January 20, 2004
2 min read
Save

Recutting LASIK flaps should be avoided, surgeons say

Lifting the flap should be preferred to recutting the flap for enhancement after primary LASIK, a group of U.S. surgeons said after an analysis of surgical results.

Roy S. Rubinfeld, MD, and colleagues from several centers analyzed case histories of patients who developed serious complications after recutting LASIK flaps. Case histories, refractions, corneal topographies, slit-lamp photographs and measurements of uncorrected and best corrected visual acuity after recutting LASIK flaps were collected.

The authors identified 12 eyes of 12 patients that developed significant complications following recutting for enhancement. The mean age of the patients was 37.8 at the time of initial LASIK surgery. Mean preop spherical equivalent was –6.23 D, with a range of –3.75 D to –9 D, in 10 myopic eyes and +4.69 D, with a range of +3.5 D to +5.88 D, in two hyperopic eyes.

All patients had a preop BCVA of 20/20, normal pachymetry and symmetrical, unremarkable topographies before the initial surgery. BCVA postoperatively ranged from 20/20 to 20/25; mean spherical equivalent postop was 0.33 D. No eye lost more than 2 lines of BCVA postoperatively.

The microkeratome used in the initial surgery was used with a thicker plate in re-treatment of four eyes. Five eyes underwent re-treatment with the same microkeratome and the same plate thickness, and one eye was recut with a different microkeratome but same plate thickness. The remaining two eyes did not have complete data available.

After enhancement surgery, UCVA ranged from 20/30 to 20/400, the mean spherical equivalent increased to –0.49 D and the mean refractive cylinder was 1.48 D. Mean time between initial LASIK and enhancement was 11.5 months, with a range of 5.5 to 26 months.
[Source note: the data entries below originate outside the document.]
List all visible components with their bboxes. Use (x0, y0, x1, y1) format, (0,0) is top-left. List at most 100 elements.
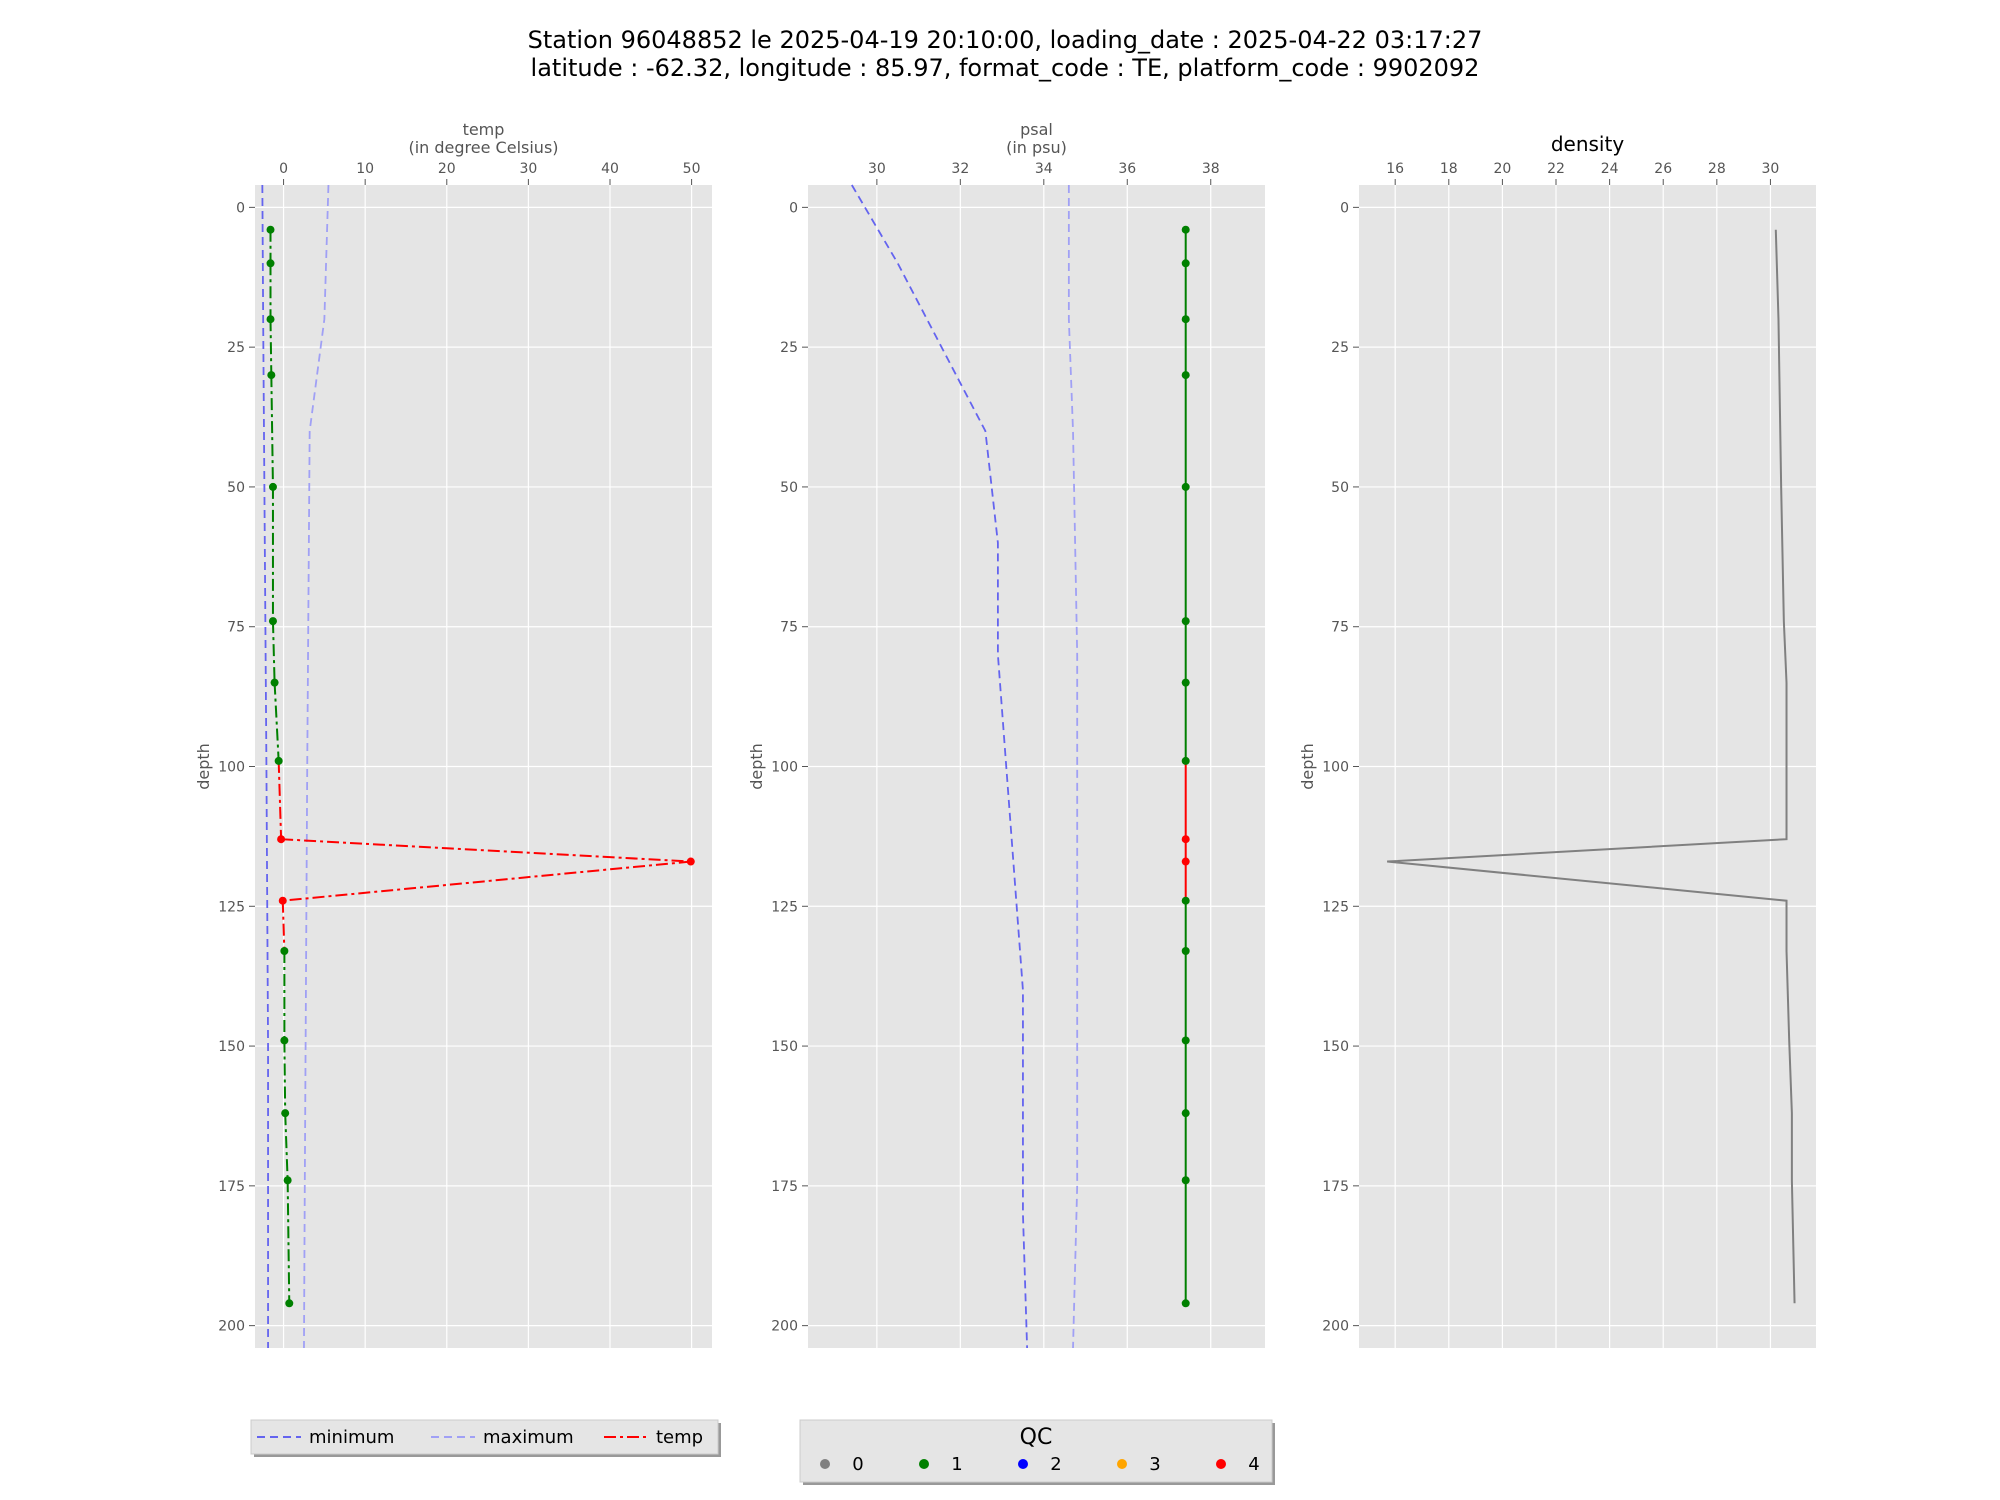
psal-psal-point (1181, 678, 1190, 687)
density-x-tick-label: 18 (1440, 161, 1458, 177)
qc-legend-marker (1216, 1459, 1226, 1469)
temp-y-tick-label: 50 (227, 480, 245, 496)
temp-y-tick-label: 150 (218, 1039, 245, 1055)
temp-temp-segment (286, 1180, 291, 1304)
qc-legend-label: 3 (1149, 1454, 1160, 1475)
psal-psal-point (1181, 315, 1190, 324)
psal-psal-point (1181, 947, 1190, 956)
density-y-tick-label: 0 (1340, 200, 1349, 216)
psal-x-tick-label: 36 (1118, 161, 1136, 177)
density-y-tick-label: 125 (1322, 899, 1349, 915)
density-y-tick-label: 175 (1322, 1179, 1349, 1195)
qc-legend-marker (1018, 1459, 1028, 1469)
psal-psal-point (1181, 1299, 1190, 1308)
line-legend-box (250, 1419, 719, 1455)
psal-y-tick-label: 75 (780, 620, 798, 636)
temp-temp-point (274, 756, 283, 765)
temp-temp-point (266, 315, 275, 324)
qc-legend-label: 4 (1248, 1454, 1259, 1475)
psal-psal-point (1181, 857, 1190, 866)
qc-legend-label: 0 (852, 1454, 863, 1475)
psal-x-axis-label: psal (1020, 120, 1053, 139)
temp-temp-segment (284, 1113, 289, 1181)
density-y-tick-label: 25 (1331, 340, 1349, 356)
density-density-line (1387, 229, 1796, 1304)
density-x-tick-label: 20 (1493, 161, 1511, 177)
density-y-tick-label: 200 (1322, 1319, 1349, 1335)
temp-y-axis-label: depth (194, 743, 213, 790)
psal-y-tick-label: 175 (771, 1179, 798, 1195)
density-y-tick-label: 75 (1331, 620, 1349, 636)
temp-y-tick-label: 125 (218, 899, 245, 915)
temp-x-tick-label: 0 (279, 161, 288, 177)
temp-y-tick-label: 200 (218, 1319, 245, 1335)
psal-psal-point (1181, 835, 1190, 844)
temp-temp-segment (271, 621, 276, 683)
psal-y-tick-label: 150 (771, 1039, 798, 1055)
temp-y-tick-label: 100 (218, 760, 245, 776)
density-y-tick-label: 150 (1322, 1039, 1349, 1055)
temp-temp-point (283, 1176, 292, 1185)
psal-psal-point (1181, 1176, 1190, 1185)
qc-legend-marker (820, 1459, 830, 1469)
temp-panel: 0 25 50 75 100 125 150 175 200 0 10 20 30 40 50 depth te… (194, 120, 712, 1349)
psal-psal-point (1181, 482, 1190, 491)
qc-legend-marker (1117, 1459, 1127, 1469)
temp-temp-point (280, 947, 289, 956)
qc-legend-label: 1 (951, 1454, 962, 1475)
temp-temp-segment (269, 319, 273, 376)
temp-temp-point (277, 835, 286, 844)
temp-temp-segment (281, 900, 286, 952)
psal-maximum-line (1067, 185, 1079, 1349)
temp-temp-segment (277, 760, 283, 840)
psal-x-tick-label: 32 (951, 161, 969, 177)
density-x-tick-label: 22 (1547, 161, 1565, 177)
psal-psal-point (1181, 259, 1190, 268)
temp-y-tick-label: 175 (218, 1179, 245, 1195)
legend-minimum-label: minimum (309, 1427, 394, 1448)
psal-psal-point (1181, 896, 1190, 905)
temp-x-tick-label: 30 (519, 161, 537, 177)
temp-temp-point (266, 259, 275, 268)
psal-x-tick-label: 34 (1035, 161, 1053, 177)
legend-maximum-label: maximum (483, 1427, 574, 1448)
temp-x-tick-label: 10 (356, 161, 374, 177)
psal-y-tick-label: 200 (771, 1319, 798, 1335)
psal-y-tick-label: 100 (771, 760, 798, 776)
psal-y-tick-label: 125 (771, 899, 798, 915)
temp-y-tick-label: 25 (227, 340, 245, 356)
density-panel-title: density (1551, 132, 1624, 156)
qc-legend: QC 0 1 2 3 4 (799, 1419, 1275, 1485)
temp-y-tick-label: 0 (236, 200, 245, 216)
psal-psal-point (1181, 617, 1190, 626)
psal-psal-point (1181, 756, 1190, 765)
line-style-legend: minimum maximum temp (250, 1419, 721, 1457)
density-y-tick-label: 50 (1331, 480, 1349, 496)
temp-temp-point (281, 1109, 290, 1118)
psal-x-tick-label: 30 (868, 161, 886, 177)
psal-x-tick-label: 38 (1202, 161, 1220, 177)
qc-legend-label: 2 (1050, 1454, 1061, 1475)
psal-y-tick-label: 25 (780, 340, 798, 356)
temp-temp-point (278, 896, 287, 905)
temp-temp-segment (270, 375, 274, 487)
density-y-axis-label: depth (1298, 743, 1317, 790)
psal-y-axis-label: depth (747, 743, 766, 790)
temp-temp-point (285, 1299, 294, 1308)
psal-y-tick-label: 0 (789, 200, 798, 216)
psal-minimum-line (851, 184, 1029, 1349)
temp-temp-point (267, 371, 276, 380)
psal-psal-point (1181, 371, 1190, 380)
temp-x-tick-label: 20 (438, 161, 456, 177)
density-x-tick-label: 24 (1601, 161, 1619, 177)
figure-title-line1: Station 96048852 le 2025-04-19 20:10:00,… (528, 26, 1483, 54)
density-x-tick-label: 30 (1762, 161, 1780, 177)
temp-temp-point (686, 857, 695, 866)
temp-temp-point (280, 1036, 289, 1045)
qc-legend-box (799, 1419, 1273, 1483)
temp-x-tick-label: 50 (683, 161, 701, 177)
qc-legend-title: QC (1020, 1425, 1053, 1450)
temp-temp-point (270, 678, 279, 687)
density-x-tick-label: 26 (1654, 161, 1672, 177)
After enhancement, seven eyes lost 2 or more lines of BCVA and all patients had visually significant complaints such as monocular diplopia, glare, loss of contrast sensitivity, ghosting and poor quality of vision.

“If lifting for enhancement is found to be generally preferable to recutting after future analysis in large multicenter prospective trials, there will still be indications for recutting when lifting is not possible,” the authors said in the December issue of Journal of Cataract & Refractive Surgery. Among the possible reasons for recutting are incomplete or thin initial flap, primary flap too small for subsequent hyperopic treatment, extensive healing of the initial flap, previous radial keratotomy surgery or previous recutting.